Mickey D’s has also fumbled around in the social media sphere, having Ronald take selfies and unleashing the #RonaldMcDonald hashtag on the interwebs. All the attempts have been met with snark. You know what? I’m lovin’ it.
Har, har, har.
It’s been a long time coming McDonald’s. You’ve done a brilliant job marketing to kids, setting up shop in poor communities, and contributing to obesity around the world. Kudos. Recently, however, newer generations are more informed and are slowly realizing this is crap food produced by a crap company that subsequently causes crappy health. It’s the reason why I think many companies that have a foundation of profit-by-any-means-necessary will have their comeuppance. People learn over time, even if that time is of an extended duration.

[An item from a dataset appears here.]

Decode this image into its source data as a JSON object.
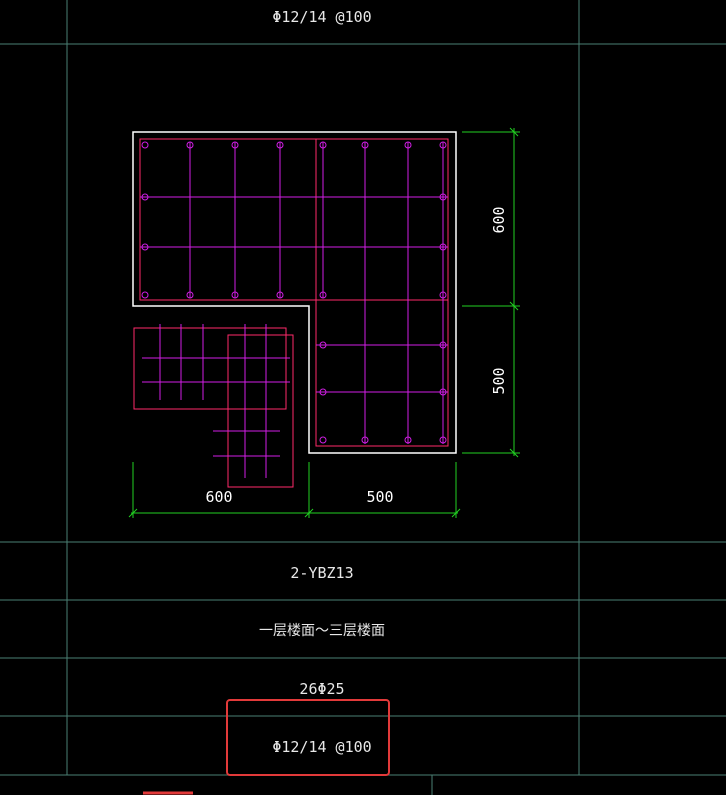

Here’s to you, McDonald’s. I hope your death arrives more swiftly, but if it doesn’t, maybe it’s not too late to change your ways. Stop chasing gimmicks to recapture a shrinking market and just provide quality food, good wages to employees, and actual standards. Maybe, just maybe, you can win people back by simply being better than you are now.
If not, just hurry up and die already.